The October survey team watched the 1970s documentary to help orient themselves to the wreck site. “They didn’t have the diving technology that we now have to do a very efficient survey,” Theodoulou says.

Along with vase-like amphora vessels, pottery shards and roof tiles, Foley says, the wreck also appears to have “dozens” of calcified objects resembling compacted boulders made out of hardened sand resting atop the amphorae on the sea bottom. Those boulders resemble the Antikythera mechanism before its recovery and restoration. In 2006, an X-ray tomography team reported that the mechanism contained at least 30 hand-cut bronze gears re-creating astronomical cycles useful in horoscopes and timing of the Olympic Games in the ancient world, the most elaborate mechanical device known from antiquity until the Middle Ages. “The (objects) may just be collections of bronze nails, but we won’t know until someone takes a look at them,” Foley says.
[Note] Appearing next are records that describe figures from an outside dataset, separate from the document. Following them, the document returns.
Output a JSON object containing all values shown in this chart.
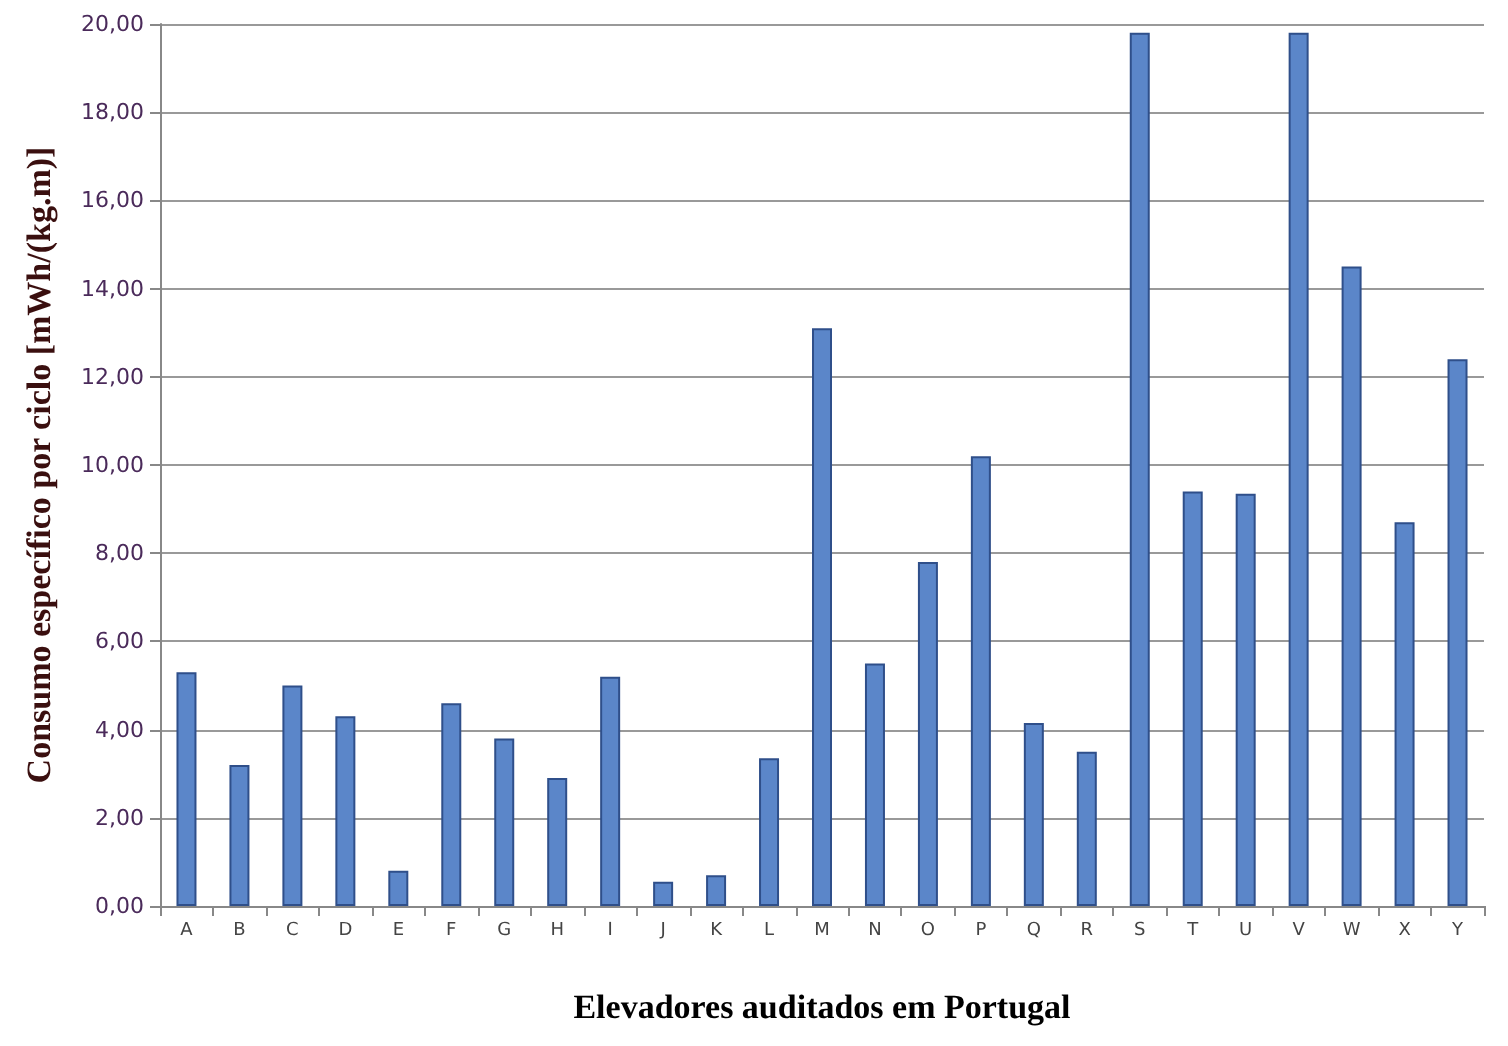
{
  "chart_data": {
    "type": "bar",
    "xlabel": "Elevadores auditados em Portugal",
    "ylabel": "Consumo específico por ciclo [mWh/(kg.m)]",
    "categories": [
      "A",
      "B",
      "C",
      "D",
      "E",
      "F",
      "G",
      "H",
      "I",
      "J",
      "K",
      "L",
      "M",
      "N",
      "O",
      "P",
      "Q",
      "R",
      "S",
      "T",
      "U",
      "V",
      "W",
      "X",
      "Y"
    ],
    "series": [
      {
        "color": "#5b86c9",
        "values": [
          5.3,
          3.2,
          5.0,
          4.3,
          0.8,
          4.6,
          3.8,
          2.9,
          5.2,
          0.55,
          0.7,
          3.35,
          13.1,
          5.5,
          7.8,
          10.2,
          4.15,
          3.5,
          19.8,
          9.4,
          9.35,
          19.8,
          14.5,
          8.7,
          12.4
        ]
      }
    ],
    "ylim": [
      0,
      20
    ],
    "yticks": [
      {
        "value": 0,
        "label": "0,00"
      },
      {
        "value": 2,
        "label": "2,00"
      },
      {
        "value": 4,
        "label": "4,00"
      },
      {
        "value": 6,
        "label": "6,00"
      },
      {
        "value": 8,
        "label": "8,00"
      },
      {
        "value": 10,
        "label": "10,00"
      },
      {
        "value": 12,
        "label": "12,00"
      },
      {
        "value": 14,
        "label": "14,00"
      },
      {
        "value": 16,
        "label": "16,00"
      },
      {
        "value": 18,
        "label": "18,00"
      },
      {
        "value": 20,
        "label": "20,00"
      }
    ],
    "grid": "y"
  }
}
The survey effort, headed by Aggeliki Simossi of the Ephorate of Underwater Antiquities,will continue for the next two years. The international survey team will look in two different locales for ancient shipwrecks in that time, while Greek antiquities officials ponder further exploration. An amphora recovered from the wreck will also have its inner walls tested for DNA traces of the regular cargo, such as wine, once carried by the vessel.

Recovery of whatever cargo remains with the wreck, now covered in sand, presents a technically difficult, but not impossible, challenge for marine archaeologists.

“Obviously there are a lot of artifacts still down there, but we will need to be very careful about our next steps. This ship was not a normal one,” Theodoulou says.